The Benefits of Invasive Species


Flickr user LouisvilleUSACE

Asian carp jumps out of the water

Invasive species: some say it’s a deceiving misnomer that was originally coined to describe a species that did not belong in a given environment or harmed the ecosystem of any area. Others believe that all invasive species threaten the wellbeing of native organisms in an ecosystem. One species that immediately comes to mind is the Asian carp, which were first brought over to the United States in the 1970s to help filter fish farm pond water in Arkansas. Through a series of unfortunate events involving some flooding, the carp escaped from the fish farms and quickly spread across the waters of the Midwest. Their population now makes up around 97% of the biomass in some parts of the Mississippi River, and threaten to invade the Great Lakes. Because they have no natural predators in North America, their presence could have dire consequences for the other marine life in the Midwest, especially because the carp eat up to 20% of their body weight every day, sometimes growing to exceed 100 pounds.


Despite the possible negative consequences brought on by some invasive species, others do not necessarily cause harm to the ecosystems they are introduced to. In California, a type of grass called spartina grass has invaded the beaches. However, they are far from harmful–the endangered species, the California clapper rail, has made their home among the spartina. The shorebird is often much more comfortable on land than they are in the air. Recently, California implemented a project to rip out the invasive spartina to prevent any potential harm, but this actually led to a decrease in the clapper rail population number. Residents were forced to face the consequences of driving out a nonnative species and had to question the real benefit of doing so, especially at the cost of the possible extinction of another species.

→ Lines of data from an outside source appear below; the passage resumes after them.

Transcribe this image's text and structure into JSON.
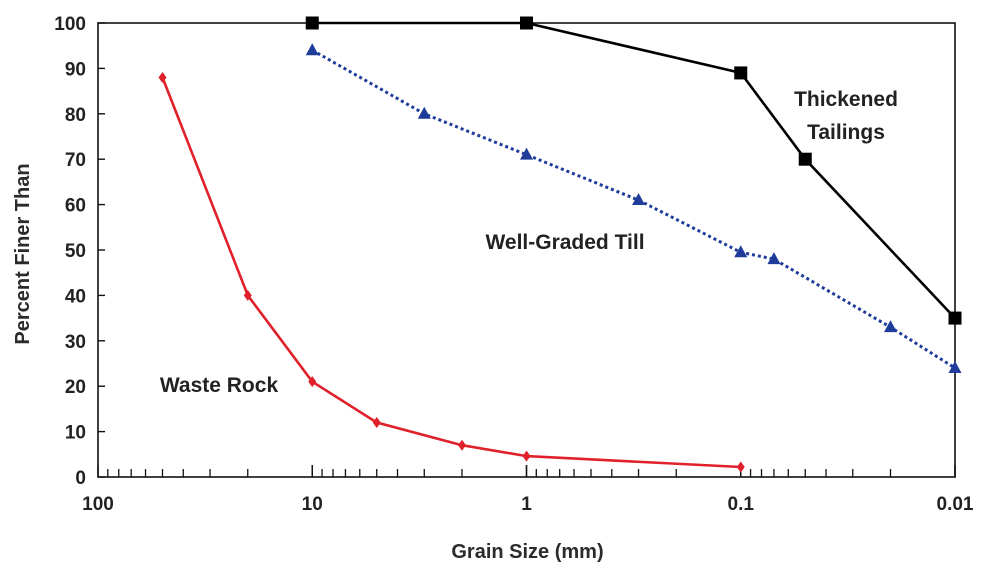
{
  "chart_data": {
    "type": "line",
    "xlabel": "Grain Size (mm)",
    "ylabel": "Percent Finer Than",
    "x_scale": "log",
    "x_reversed": true,
    "xlim": [
      100,
      0.01
    ],
    "ylim": [
      0,
      100
    ],
    "x_ticks": [
      100,
      10,
      1,
      0.1,
      0.01
    ],
    "x_tick_labels": [
      "100",
      "10",
      "1",
      "0.1",
      "0.01"
    ],
    "y_ticks": [
      0,
      10,
      20,
      30,
      40,
      50,
      60,
      70,
      80,
      90,
      100
    ],
    "y_tick_labels": [
      "0",
      "10",
      "20",
      "30",
      "40",
      "50",
      "60",
      "70",
      "80",
      "90",
      "100"
    ],
    "grid": false,
    "legend": "none",
    "series": [
      {
        "name": "Thickened Tailings",
        "color": "#000000",
        "marker": "square",
        "line_style": "solid",
        "x": [
          10,
          1,
          0.1,
          0.05,
          0.01
        ],
        "y": [
          100,
          100,
          89,
          70,
          35
        ]
      },
      {
        "name": "Well-Graded Till",
        "color": "#1f3c9a",
        "marker": "triangle",
        "line_style": "dotted",
        "x": [
          10,
          3,
          1,
          0.3,
          0.1,
          0.07,
          0.02,
          0.01
        ],
        "y": [
          94,
          80,
          71,
          61,
          49.5,
          48,
          33,
          24
        ]
      },
      {
        "name": "Waste Rock",
        "color": "#e0202a",
        "marker": "diamond",
        "line_style": "solid",
        "x": [
          50,
          20,
          10,
          5,
          2,
          1,
          0.1
        ],
        "y": [
          88,
          40,
          21,
          12,
          7,
          4.6,
          2.2
        ]
      }
    ],
    "annotations": [
      {
        "lines": [
          "Thickened",
          "Tailings"
        ]
      },
      {
        "lines": [
          "Well-Graded Till"
        ]
      },
      {
        "lines": [
          "Waste Rock"
        ]
      }
    ]
  }
}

The case of the spartina and California clapper rail is not unique. There are many other examples of invasive species bolstering the survival of endangered species, such as the tamarisk shrub. It is home to the southwestern willow flycatcher, an endangered neotropical bird with a song that distinguishes them from other members of the flycatcher family. The small olive colored birds live in the shrub by creating cup nests, and the tamarisk is the perfect habitat to suit the flycatcher’s needs.


The Japanese white-eye, another small bird, was introduced in O’ahu, Hawaii, almost a century ago. Its population quickly grew to expand across the Hawaiian islands, spreading across the tropical rain forests as well as deciduous forests. The species has become the most abundant bird in Hawaii, but poses little to no harm to the natural ecosystems of the islands. There are natural predators that live in the forests, such as mongooses and rats, which can adequately control the population (at least, to some extent), and the white-eye helps other organisms flourish. It pollinates a variety of native Hawaiian flowers that would have otherwise died out, conserving the beauty and ecological history of Hawaii.


Monarch butterflies in California spend their winters in eucalyptus trees, which were imported to the state over a century ago and sometimes perceived as a fire hazard. The monarch butterflies, which are quite endangered, are thriving more in the branches of the eucalyptus than most other trees.


There are many more examples of invasive species being beneficial to the area they are introduced to. Many of these invasive species are endangered species themselves, such as the wattle-necked softshell turtle, which has lived on the Hawaiian island of Kauai since the 1850s. The majority conservationists and ecologists find no problem with nonnative species. It’s important to consider the fact that while invasive species can have negative effects on the life in an ecosystem, every living species negatively impacts something. The damage caused by nonnative species is often exaggerated.


Many of the most harmful invasive species were introduced artificially by humans, not through natural means. The ever growing problem of climate change also contributes to the rise of invasive species. At this point, different species invading onto nonnative territories is inevitable and ultimately essential to the survival of these species. Species that live in colder areas are slowly being forced to more temperate regions due to their own habitats being damaged. Is it better to let these species die out rather than let them enter a new territory? Only time will tell.